When I was young, our pastor insisted that Jerusalem had an important role to play in these end-times events. When the Jews rejected Jesus as the messiah, he explained, God chose the church to accomplish his mission. Soon this "church age" would end with the rapture of true believers.
But God still loved the Jews, he told us, and wanted to redeem them. Thus, absent the church, the Jews would experience a great religious rebirth and rebuild their temple in Jerusalem. This would spark a series of cataclysmic events that would culminate in the Battle of Armageddon, the last war of humanity. But it would also cause the Jews to finally accept Jesus as their savior. After all this occurred, Jesus would return in glory and God's kingdom -- a thousand-year reign of peace. And it would begin in Jerusalem.
This theology -- a literal belief that all these things must happen before Jesus will return to reign on Earth -- is called "dispensational pre-millennialism" and it is not the quirky opinion of some isolated church. Although the majority of Christians do not share these views, versions of dispensational pre-millennialism dominate American evangelicalism.
It originated as a small movement in the 1840s, but by the 1970s, millions of evangelical and fundamentalist churchgoers had embraced some form of it. Dispensationalism was popularized in a best-selling book called "The Late, Great Planet Earth" by Hal Lindsey; and later, in the 1990s, it reached an even larger audience through the "Left Behind" novels by Tim LaHaye and Jerry Jenkins. The theology spread via Bible camps and colleges, through theological seminaries and revival meetings, in films and videos, by Sunday school materials, and in daily devotional guides -- all teaching that the end of the world was near, and that Jerusalem was the physical place where this apocalyptic drama would unfold.
If you know evangelicals, chances are very good that you know this theology, whether you believe it or not. You cannot avoid it. And if you hear the President of the United States say something about Jerusalem, you take notice. Especially when that President won 81% of the white evangelical vote.
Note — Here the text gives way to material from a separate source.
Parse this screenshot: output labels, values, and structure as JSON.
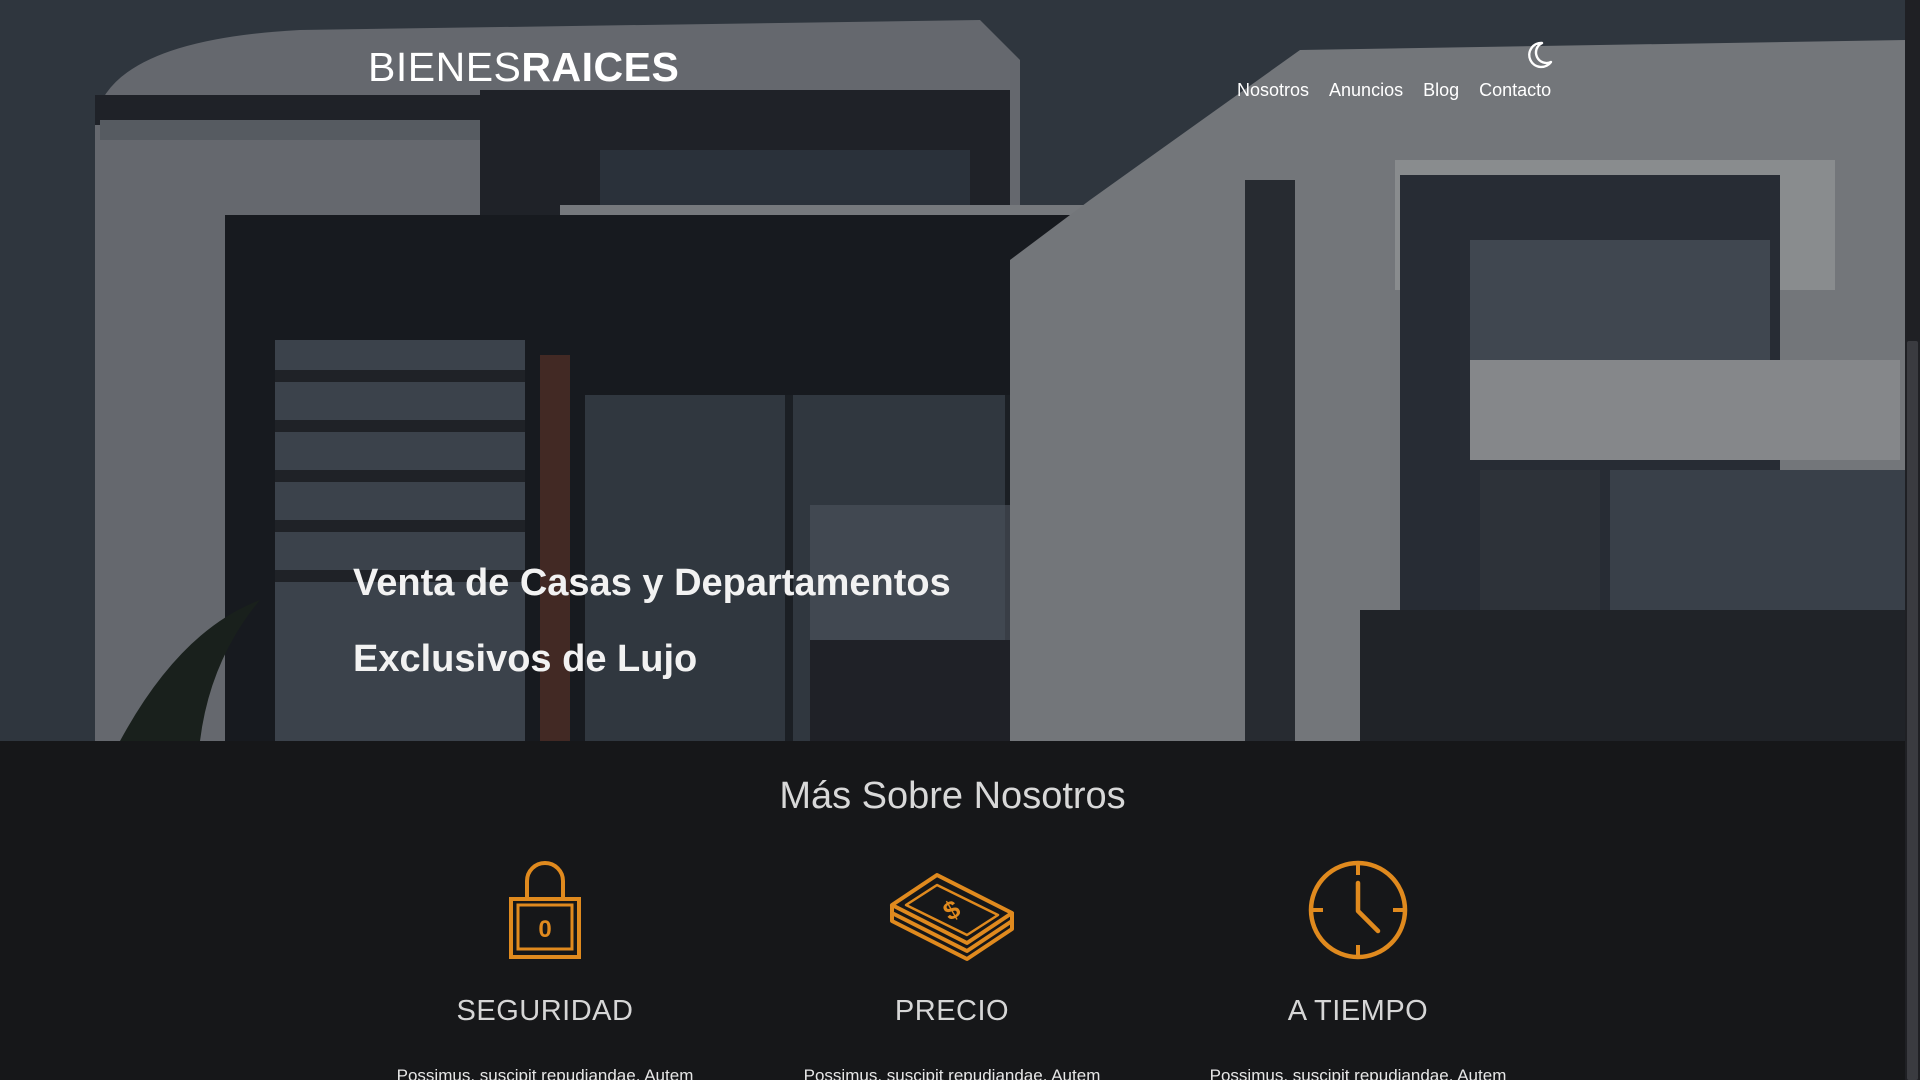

When the President issued his order, I was not the only person hearing echoes of dispensationalism. Robert Jeffress, one of Trump's evangelical advisers, declared: "Jerusalem has been the object of the affection of both Jews and Christians down through history and the touchstone of prophecy."
Other evangelical pastors and teachers also praised the action as "biblical" and likened it to a "fulfilled prophecy."
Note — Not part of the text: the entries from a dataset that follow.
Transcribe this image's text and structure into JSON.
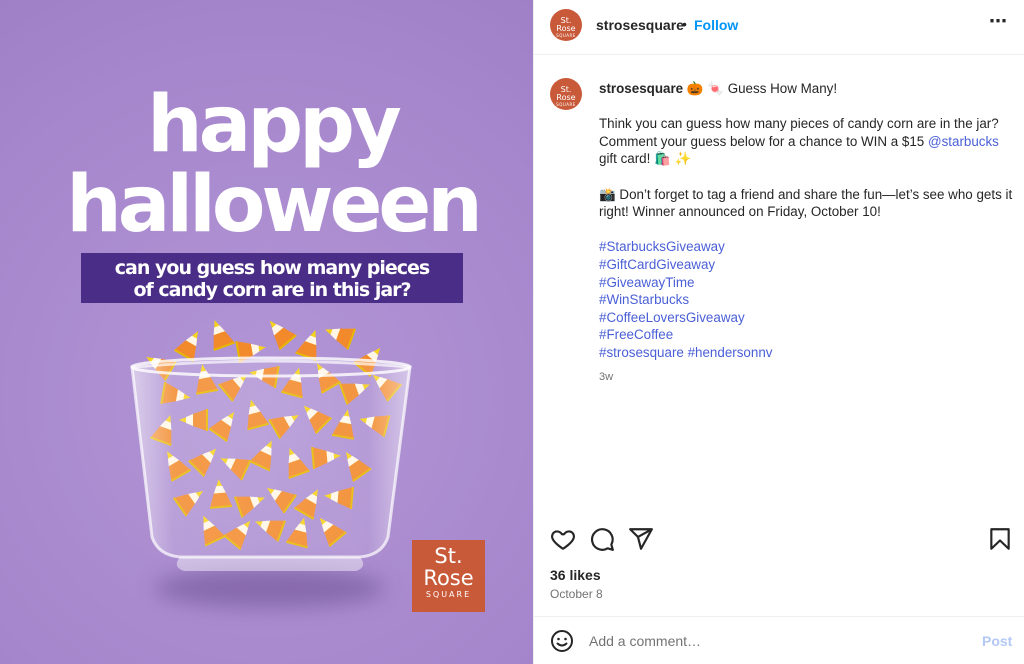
{
  "image": {
    "headline_line1": "happy",
    "headline_line2": "halloween",
    "banner_line1": "can you guess how many pieces",
    "banner_line2": "of candy corn are in this  jar?",
    "logo_st": "St.",
    "logo_rose": "Rose",
    "logo_square": "SQUARE",
    "background_color": "#a98bd0",
    "banner_color": "#4a2d86",
    "logo_color": "#c85a3a"
  },
  "header": {
    "avatar_st": "St.",
    "avatar_rose": "Rose",
    "avatar_square": "SQUARE",
    "username": "strosesquare",
    "dot": "•",
    "follow_label": "Follow",
    "more_icon": "⋯"
  },
  "caption": {
    "username": "strosesquare",
    "emoji_1": "🎃",
    "emoji_2": "🍬",
    "title": "Guess How Many!",
    "para1": "Think you can guess how many pieces of candy corn are in the jar? Comment your guess below for a chance to WIN a $15 ",
    "mention": "@starbucks",
    "para1_end": "gift card! 🛍️ ✨",
    "para2": "📸  Don’t forget to tag a friend and share the fun—let’s see who gets it right! Winner announced on Friday, October 10!",
    "hashtags": [
      "#StarbucksGiveaway",
      "#GiftCardGiveaway",
      "#GiveawayTime",
      "#WinStarbucks",
      "#CoffeeLoversGiveaway",
      "#FreeCoffee"
    ],
    "hashtag_last_1": "#strosesquare",
    "hashtag_last_2": "#hendersonnv",
    "time_ago": "3w"
  },
  "actions": {
    "like_icon": "heart-icon",
    "comment_icon": "comment-icon",
    "share_icon": "share-icon",
    "save_icon": "bookmark-icon"
  },
  "likes": "36 likes",
  "date": "October 8",
  "comment_bar": {
    "emoji_icon": "smiley-icon",
    "placeholder": "Add a comment…",
    "post_label": "Post",
    "post_color": "#b3c8f5"
  },
  "colors": {
    "link": "#0095f6",
    "hashtag": "#4a5fd6",
    "muted": "#737373"
  }
}
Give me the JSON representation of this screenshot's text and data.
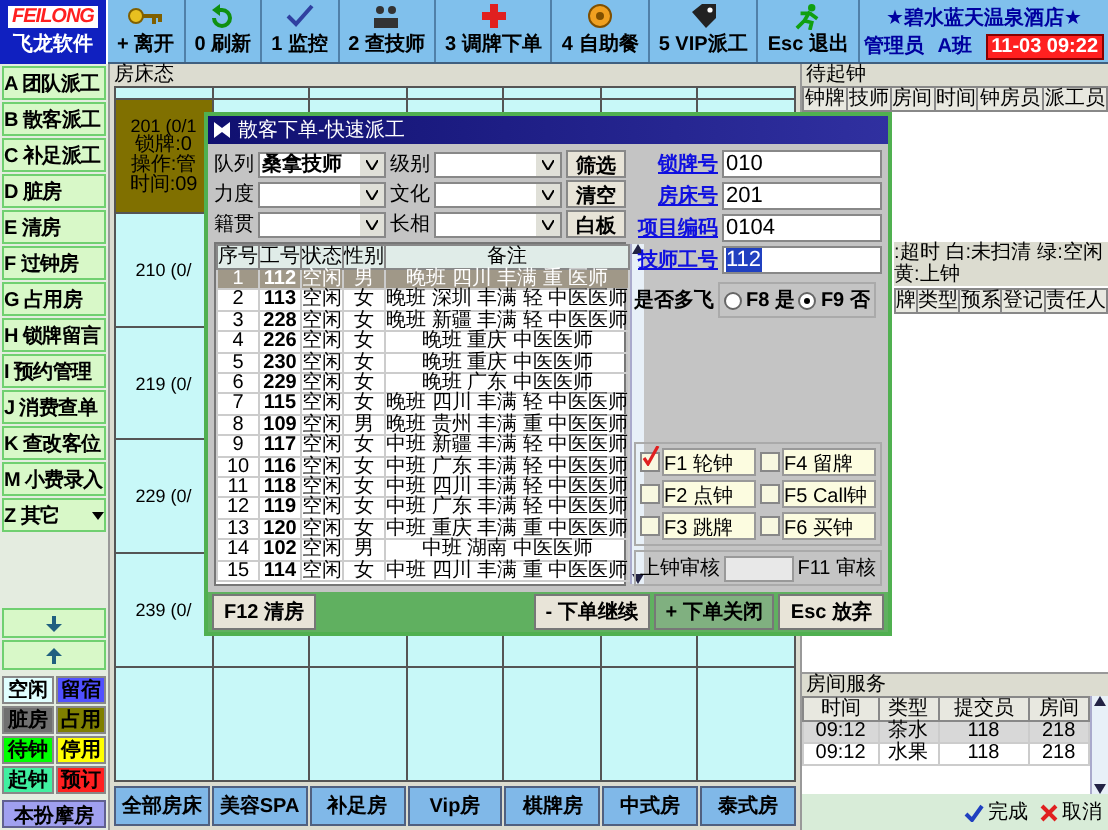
{
  "logo": {
    "brand": "FEILONG",
    "name": "飞龙软件"
  },
  "toolbar": [
    {
      "label": "+ 离开"
    },
    {
      "label": "0 刷新"
    },
    {
      "label": "1 监控"
    },
    {
      "label": "2 查技师"
    },
    {
      "label": "3 调牌下单"
    },
    {
      "label": "4 自助餐"
    },
    {
      "label": "5 VIP派工"
    },
    {
      "label": "Esc 退出"
    }
  ],
  "header": {
    "hotel": "★碧水蓝天温泉酒店★",
    "operator": "管理员",
    "shift": "A班",
    "clock": "11-03 09:22"
  },
  "sidebar": {
    "items": [
      {
        "label": "A 团队派工",
        "kind": "button"
      },
      {
        "label": "B 散客派工",
        "kind": "button"
      },
      {
        "label": "C 补足派工",
        "kind": "button"
      },
      {
        "label": "D 脏房",
        "kind": "button"
      },
      {
        "label": "E 清房",
        "kind": "button"
      },
      {
        "label": "F 过钟房",
        "kind": "button"
      },
      {
        "label": "G 占用房",
        "kind": "button"
      },
      {
        "label": "H 锁牌留言",
        "kind": "button"
      },
      {
        "label": "I 预约管理",
        "kind": "button"
      },
      {
        "label": "J 消费查单",
        "kind": "button"
      },
      {
        "label": "K 查改客位",
        "kind": "button"
      },
      {
        "label": "M 小费录入",
        "kind": "button"
      },
      {
        "label": "Z 其它",
        "kind": "menu"
      }
    ],
    "legend": [
      {
        "label": "空闲",
        "color": "#e0ffff"
      },
      {
        "label": "留宿",
        "color": "#5050ff"
      },
      {
        "label": "脏房",
        "color": "#707070"
      },
      {
        "label": "占用",
        "color": "#808000"
      },
      {
        "label": "待钟",
        "color": "#00ff00"
      },
      {
        "label": "停用",
        "color": "#ffff00"
      },
      {
        "label": "起钟",
        "color": "#40f0a0"
      },
      {
        "label": "预订",
        "color": "#ff2020"
      }
    ],
    "footer_button": "本扮摩房"
  },
  "rooms": {
    "title": "房床态",
    "cards": [
      {
        "lines": [
          "201 (0/1",
          "锁牌:0",
          "操作:管",
          "时间:09"
        ],
        "color": "#807000"
      },
      {
        "lines": [
          "210 (0/"
        ],
        "color": "#c8f8f8"
      },
      {
        "lines": [
          "219 (0/"
        ],
        "color": "#c8f8f8"
      },
      {
        "lines": [
          "229 (0/"
        ],
        "color": "#c8f8f8"
      },
      {
        "lines": [
          "239 (0/"
        ],
        "color": "#c8f8f8"
      }
    ],
    "tabs": [
      "全部房床",
      "美容SPA",
      "补足房",
      "Vip房",
      "棋牌房",
      "中式房",
      "泰式房"
    ]
  },
  "waiting": {
    "title": "待起钟",
    "columns": [
      "钟牌",
      "技师",
      "房间",
      "时间",
      "钟房员",
      "派工员"
    ],
    "legend": [
      ":超时",
      "白:未扫清",
      "绿:空闲",
      "黄:上钟"
    ],
    "columns_2": [
      "牌",
      "类型",
      "预系",
      "登记",
      "责任人"
    ]
  },
  "room_service": {
    "title": "房间服务",
    "columns": [
      "时间",
      "类型",
      "提交员",
      "房间"
    ],
    "rows": [
      {
        "cells": [
          "09:12",
          "茶水",
          "118",
          "218"
        ],
        "selected": true
      },
      {
        "cells": [
          "09:12",
          "水果",
          "118",
          "218"
        ],
        "selected": false
      }
    ],
    "buttons": [
      {
        "label": "完成",
        "kind": "ok"
      },
      {
        "label": "取消",
        "kind": "cancel"
      }
    ]
  },
  "dialog": {
    "title": "散客下单-快速派工",
    "filters": [
      {
        "label": "队列",
        "value": "桑拿技师"
      },
      {
        "label": "级别"
      },
      {
        "label": "筛选",
        "kind": "button"
      },
      {
        "label": "力度"
      },
      {
        "label": "文化"
      },
      {
        "label": "清空",
        "kind": "button"
      },
      {
        "label": "籍贯"
      },
      {
        "label": "长相"
      },
      {
        "label": "白板",
        "kind": "button"
      }
    ],
    "table": {
      "columns": [
        "序号",
        "工号",
        "状态",
        "性别",
        "备注"
      ],
      "rows": [
        {
          "cells": [
            "1",
            "112",
            "空闲",
            "男",
            "晚班 四川 丰满 重 医师"
          ],
          "selected": true
        },
        {
          "cells": [
            "2",
            "113",
            "空闲",
            "女",
            "晚班 深圳 丰满 轻 中医医师"
          ],
          "selected": false
        },
        {
          "cells": [
            "3",
            "228",
            "空闲",
            "女",
            "晚班 新疆 丰满 轻 中医医师"
          ],
          "selected": false
        },
        {
          "cells": [
            "4",
            "226",
            "空闲",
            "女",
            "晚班 重庆 中医医师"
          ],
          "selected": false
        },
        {
          "cells": [
            "5",
            "230",
            "空闲",
            "女",
            "晚班 重庆 中医医师"
          ],
          "selected": false
        },
        {
          "cells": [
            "6",
            "229",
            "空闲",
            "女",
            "晚班 广东 中医医师"
          ],
          "selected": false
        },
        {
          "cells": [
            "7",
            "115",
            "空闲",
            "女",
            "晚班 四川 丰满 轻 中医医师"
          ],
          "selected": false
        },
        {
          "cells": [
            "8",
            "109",
            "空闲",
            "男",
            "晚班 贵州 丰满 重 中医医师"
          ],
          "selected": false
        },
        {
          "cells": [
            "9",
            "117",
            "空闲",
            "女",
            "中班 新疆 丰满 轻 中医医师"
          ],
          "selected": false
        },
        {
          "cells": [
            "10",
            "116",
            "空闲",
            "女",
            "中班 广东 丰满 轻 中医医师"
          ],
          "selected": false
        },
        {
          "cells": [
            "11",
            "118",
            "空闲",
            "女",
            "中班 四川 丰满 轻 中医医师"
          ],
          "selected": false
        },
        {
          "cells": [
            "12",
            "119",
            "空闲",
            "女",
            "中班 广东 丰满 轻 中医医师"
          ],
          "selected": false
        },
        {
          "cells": [
            "13",
            "120",
            "空闲",
            "女",
            "中班 重庆 丰满 重 中医医师"
          ],
          "selected": false
        },
        {
          "cells": [
            "14",
            "102",
            "空闲",
            "男",
            "中班 湖南 中医医师"
          ],
          "selected": false
        },
        {
          "cells": [
            "15",
            "114",
            "空闲",
            "女",
            "中班 四川 丰满 重 中医医师"
          ],
          "selected": false
        }
      ]
    },
    "fields": [
      {
        "label": "锁牌号",
        "value": "010",
        "text_selected": false
      },
      {
        "label": "房床号",
        "value": "201",
        "text_selected": false
      },
      {
        "label": "项目编码",
        "value": "0104",
        "text_selected": false
      },
      {
        "label": "技师工号",
        "value": "112",
        "text_selected": true
      }
    ],
    "multi_fly": {
      "label": "是否多飞",
      "options": [
        {
          "label": "F8 是",
          "selected": false
        },
        {
          "label": "F9 否",
          "selected": true
        }
      ]
    },
    "bell_types": [
      {
        "label": "F1 轮钟",
        "checked": true
      },
      {
        "label": "F4 留牌",
        "checked": false
      },
      {
        "label": "F2 点钟",
        "checked": false
      },
      {
        "label": "F5 Call钟",
        "checked": false
      },
      {
        "label": "F3 跳牌",
        "checked": false
      },
      {
        "label": "F6 买钟",
        "checked": false
      }
    ],
    "review": {
      "label": "上钟审核",
      "button": "F11 审核"
    },
    "buttons": [
      {
        "label": "F12 清房",
        "default": false
      },
      {
        "label": "- 下单继续",
        "default": false
      },
      {
        "label": "+ 下单关闭",
        "default": true
      },
      {
        "label": "Esc 放弃",
        "default": false
      }
    ]
  }
}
While that may sound benign (or perhaps nutty) to the theologically uninitiated, they are referring to the "prophecy" of the conversion of the Jews, the second coming of Jesus, the final judgment, and the end of the world -- the events referred to as the biblical apocalypse.
I doubt that President Trump could explain dispensational pre-millennialism. I doubt he knows the term. But his evangelical supporters know it. Some of his advisers are probably whispering these prophecies in his ears. Trump might not really care how they interpret the Bible, but he cares that white evangelicals continue to stand with him. Moving the embassy to Jerusalem is one way to affirm his commitment to these evangelicals -- reminding them that he, Donald J. Trump, is pressing biblical history forward to its conclusion and that he is God's man in the unfolding of these last days.
I may not believe it -- anymore, at least. You may not believe it. Donald Trump might not even truly believe it. But millions do. That matters. Not only for American politics, of course. For the peace of Jerusalem. And for peace for the rest of us as well.